Medicines in Tunisia are obtained by pharmacy centralized purchase (PCP). The Biosimilar Specialized Committee makes decisions on a case-by-case basis in regards to interchangeability. The committee comprises representatives of pharmaceutical inspection, national control laboratory, regulatory authorities and various clinicians of all expertise who utilize biosimilars. In Egypt, however, the Ministry of Health will make interchangeability decisions, where the patient will not be given a choice.

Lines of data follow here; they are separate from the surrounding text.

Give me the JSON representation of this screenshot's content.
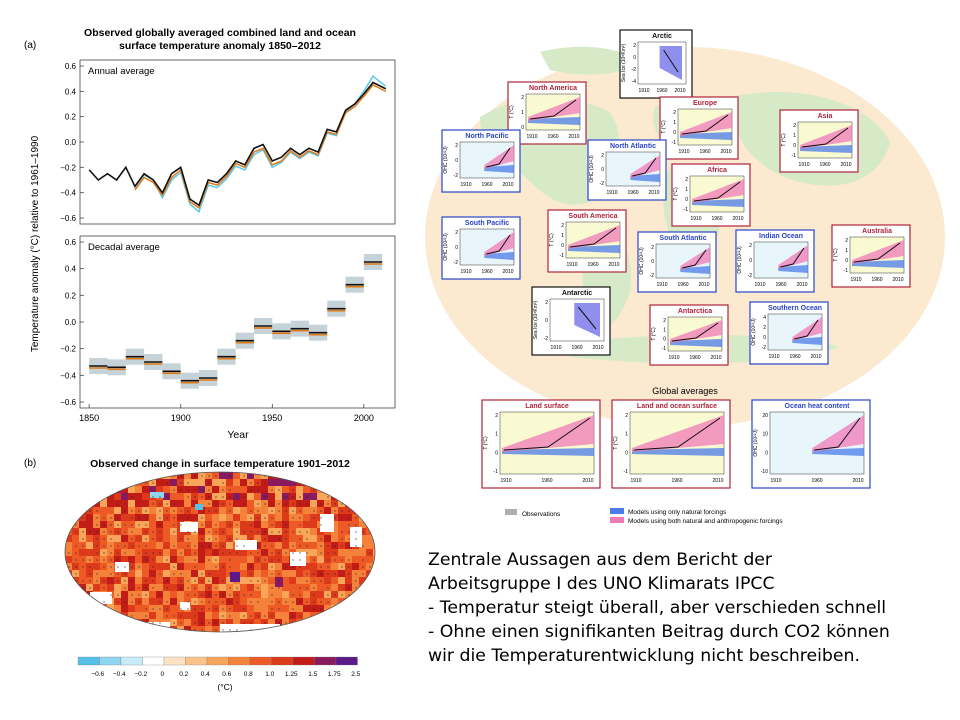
{
  "chart_data": [
    {
      "type": "line",
      "panel_label": "(a)",
      "title": "Observed globally averaged combined land and ocean surface temperature anomaly 1850–2012",
      "subpanels": [
        {
          "label": "Annual average",
          "ylim": [
            -0.6,
            0.6
          ],
          "series": [
            {
              "color": "#111111",
              "x": [
                1850,
                1855,
                1860,
                1865,
                1870,
                1875,
                1880,
                1885,
                1890,
                1895,
                1900,
                1905,
                1910,
                1915,
                1920,
                1925,
                1930,
                1935,
                1940,
                1945,
                1950,
                1955,
                1960,
                1965,
                1970,
                1975,
                1980,
                1985,
                1990,
                1995,
                2000,
                2005,
                2012
              ],
              "values": [
                -0.22,
                -0.3,
                -0.25,
                -0.3,
                -0.2,
                -0.35,
                -0.25,
                -0.3,
                -0.4,
                -0.25,
                -0.2,
                -0.45,
                -0.5,
                -0.3,
                -0.32,
                -0.25,
                -0.15,
                -0.18,
                -0.05,
                -0.02,
                -0.15,
                -0.12,
                -0.05,
                -0.1,
                -0.05,
                -0.08,
                0.1,
                0.08,
                0.25,
                0.3,
                0.38,
                0.47,
                0.42
              ]
            },
            {
              "color": "#e07b1a",
              "x": [
                1850,
                1855,
                1860,
                1865,
                1870,
                1875,
                1880,
                1885,
                1890,
                1895,
                1900,
                1905,
                1910,
                1915,
                1920,
                1925,
                1930,
                1935,
                1940,
                1945,
                1950,
                1955,
                1960,
                1965,
                1970,
                1975,
                1980,
                1985,
                1990,
                1995,
                2000,
                2005,
                2012
              ],
              "values": [
                null,
                null,
                null,
                null,
                null,
                -0.38,
                -0.28,
                -0.32,
                -0.42,
                -0.28,
                -0.22,
                -0.47,
                -0.52,
                -0.32,
                -0.34,
                -0.27,
                -0.17,
                -0.2,
                -0.08,
                -0.05,
                -0.18,
                -0.15,
                -0.07,
                -0.12,
                -0.07,
                -0.1,
                0.08,
                0.06,
                0.23,
                0.28,
                0.36,
                0.45,
                0.4
              ]
            },
            {
              "color": "#5bc8e8",
              "x": [
                1850,
                1855,
                1860,
                1865,
                1870,
                1875,
                1880,
                1885,
                1890,
                1895,
                1900,
                1905,
                1910,
                1915,
                1920,
                1925,
                1930,
                1935,
                1940,
                1945,
                1950,
                1955,
                1960,
                1965,
                1970,
                1975,
                1980,
                1985,
                1990,
                1995,
                2000,
                2005,
                2012
              ],
              "values": [
                null,
                null,
                null,
                null,
                null,
                -0.36,
                -0.26,
                -0.3,
                -0.44,
                -0.3,
                -0.24,
                -0.49,
                -0.55,
                -0.34,
                -0.36,
                -0.29,
                -0.19,
                -0.22,
                -0.1,
                -0.06,
                -0.2,
                -0.16,
                -0.08,
                -0.13,
                -0.08,
                -0.11,
                0.07,
                0.05,
                0.24,
                0.3,
                0.4,
                0.52,
                0.44
              ]
            }
          ]
        },
        {
          "label": "Decadal average",
          "ylim": [
            -0.6,
            0.6
          ],
          "decades": [
            1855,
            1865,
            1875,
            1885,
            1895,
            1905,
            1915,
            1925,
            1935,
            1945,
            1955,
            1965,
            1975,
            1985,
            1995,
            2005
          ],
          "values": [
            -0.33,
            -0.34,
            -0.26,
            -0.3,
            -0.37,
            -0.44,
            -0.42,
            -0.26,
            -0.14,
            -0.03,
            -0.07,
            -0.05,
            -0.08,
            0.1,
            0.28,
            0.45
          ]
        }
      ],
      "xticks": [
        1850,
        1900,
        1950,
        2000
      ],
      "yticks": [
        "0.6",
        "0.4",
        "0.2",
        "0.0",
        "−0.2",
        "−0.4",
        "−0.6"
      ],
      "xlabel": "Year",
      "ylabel": "Temperature anomaly (°C) relative to 1961–1990"
    },
    {
      "type": "heatmap",
      "panel_label": "(b)",
      "title": "Observed change in surface temperature 1901–2012",
      "colorbar_ticks": [
        "−0.6",
        "−0.4",
        "−0.2",
        "0",
        "0.2",
        "0.4",
        "0.6",
        "0.8",
        "1.0",
        "1.25",
        "1.5",
        "1.75",
        "2.5"
      ],
      "colorbar_colors": [
        "#55c0e8",
        "#8fd5ef",
        "#c7ebf7",
        "#ffffff",
        "#fde3c4",
        "#fbc38a",
        "#f9a55a",
        "#f5823a",
        "#ee5a26",
        "#dd3a1c",
        "#c21c18",
        "#8a1a60",
        "#5a1a8a"
      ],
      "unit": "(°C)"
    },
    {
      "type": "line",
      "regional_panels": [
        {
          "name": "Arctic",
          "yunit": "Sea Ice (10⁶Km²)",
          "yticks": [
            "2",
            "0",
            "-2",
            "-4"
          ],
          "xticks": [
            "1910",
            "1960",
            "2010"
          ]
        },
        {
          "name": "North America",
          "yunit": "T (°C)",
          "yticks": [
            "2",
            "1",
            "0"
          ],
          "xticks": [
            "1910",
            "1960",
            "2010"
          ]
        },
        {
          "name": "Europe",
          "yunit": "T (°C)",
          "yticks": [
            "2",
            "1",
            "0",
            "-1"
          ],
          "xticks": [
            "1910",
            "1960",
            "2010"
          ]
        },
        {
          "name": "Asia",
          "yunit": "T (°C)",
          "yticks": [
            "2",
            "1",
            "0",
            "-1"
          ],
          "xticks": [
            "1910",
            "1960",
            "2010"
          ]
        },
        {
          "name": "North Pacific",
          "yunit": "OHC (10²²J)",
          "yticks": [
            "2",
            "0",
            "-2"
          ],
          "xticks": [
            "1910",
            "1960",
            "2010"
          ]
        },
        {
          "name": "North Atlantic",
          "yunit": "OHC (10²²J)",
          "yticks": [
            "2",
            "0",
            "-2"
          ],
          "xticks": [
            "1910",
            "1960",
            "2010"
          ]
        },
        {
          "name": "Africa",
          "yunit": "T (°C)",
          "yticks": [
            "2",
            "1",
            "0",
            "-1"
          ],
          "xticks": [
            "1910",
            "1960",
            "2010"
          ]
        },
        {
          "name": "South Pacific",
          "yunit": "OHC (10²²J)",
          "yticks": [
            "2",
            "0",
            "-2"
          ],
          "xticks": [
            "1910",
            "1960",
            "2010"
          ]
        },
        {
          "name": "South America",
          "yunit": "T (°C)",
          "yticks": [
            "2",
            "1",
            "0",
            "-1"
          ],
          "xticks": [
            "1910",
            "1960",
            "2010"
          ]
        },
        {
          "name": "South Atlantic",
          "yunit": "OHC (10²²J)",
          "yticks": [
            "2",
            "0",
            "-2"
          ],
          "xticks": [
            "1910",
            "1960",
            "2010"
          ]
        },
        {
          "name": "Indian Ocean",
          "yunit": "OHC (10²²J)",
          "yticks": [
            "2",
            "0",
            "-2"
          ],
          "xticks": [
            "1910",
            "1960",
            "2010"
          ]
        },
        {
          "name": "Australia",
          "yunit": "T (°C)",
          "yticks": [
            "2",
            "1",
            "0",
            "-1"
          ],
          "xticks": [
            "1910",
            "1960",
            "2010"
          ]
        },
        {
          "name": "Antarctic",
          "yunit": "Sea Ice (10⁶Km²)",
          "yticks": [
            "2",
            "0",
            "-2"
          ],
          "xticks": [
            "1910",
            "1960",
            "2010"
          ]
        },
        {
          "name": "Antarctica",
          "yunit": "T (°C)",
          "yticks": [
            "2",
            "1",
            "0",
            "-1"
          ],
          "xticks": [
            "1910",
            "1960",
            "2010"
          ]
        },
        {
          "name": "Southern Ocean",
          "yunit": "OHC (10²²J)",
          "yticks": [
            "4",
            "2",
            "0",
            "-2"
          ],
          "xticks": [
            "1910",
            "1960",
            "2010"
          ]
        }
      ],
      "global_title": "Global averages",
      "global_panels": [
        {
          "name": "Land surface",
          "yunit": "T (°C)",
          "yticks": [
            "2",
            "1",
            "0",
            "-1"
          ],
          "xticks": [
            "1910",
            "1960",
            "2010"
          ]
        },
        {
          "name": "Land and ocean surface",
          "yunit": "T (°C)",
          "yticks": [
            "2",
            "1",
            "0",
            "-1"
          ],
          "xticks": [
            "1910",
            "1960",
            "2010"
          ]
        },
        {
          "name": "Ocean heat content",
          "yunit": "OHC (10²²J)",
          "yticks": [
            "20",
            "10",
            "0",
            "-10"
          ],
          "xticks": [
            "1910",
            "1960",
            "2010"
          ]
        }
      ],
      "legend": {
        "observations": "Observations",
        "natural": "Models using only natural forcings",
        "both": "Models using both natural and anthropogenic forcings"
      }
    }
  ],
  "caption": {
    "line1": "Zentrale Aussagen aus dem Bericht der",
    "line2": "Arbeitsgruppe I des UNO Klimarats IPCC",
    "line3": "- Temperatur steigt überall, aber verschieden schnell",
    "line4": "- Ohne einen signifikanten Beitrag durch CO2 können",
    "line5": "wir die Temperaturentwicklung nicht beschreiben."
  }
}
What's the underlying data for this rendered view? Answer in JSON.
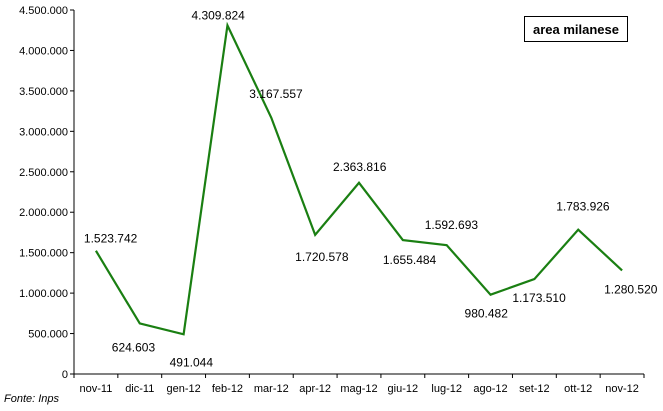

The extent of price difference… how much cheaper?
Undoubtedly, biosimilars reduce healthcare costs while securing a global supply of high quality and safe medicines. But what is the extent of price differences between the innovator and biosimilar? In Tunisia, there was a substantial decrease in price between Herceptin and its biosimilar, Hertraz. In Saudi Arabia, the biosimilar product, Zarxio, was 1/5th of the price of its innovator, Neupogen. However, there was no difference between Remicade and Remsima. Egypt’s pricing policy for biosimilars is based on the ‘second brand innovator’ concept where this exists a 30% variation in pricing for Hervive and Retuksera.
The countries in the MENA region have adopted guidelines based on the EMA, FDA and WHO guidelines. This should allow greater penetration into the market for international biosimilar developers. Local regulatory bodies may still be cautious with respect to the assessment of biosimilars. However, it can be concluded that approval from a “reference” country is significant as biosimilars are preferred when they are already approved by a strict, more established regulatory agency allowing better prospects while investing in the MENA nations.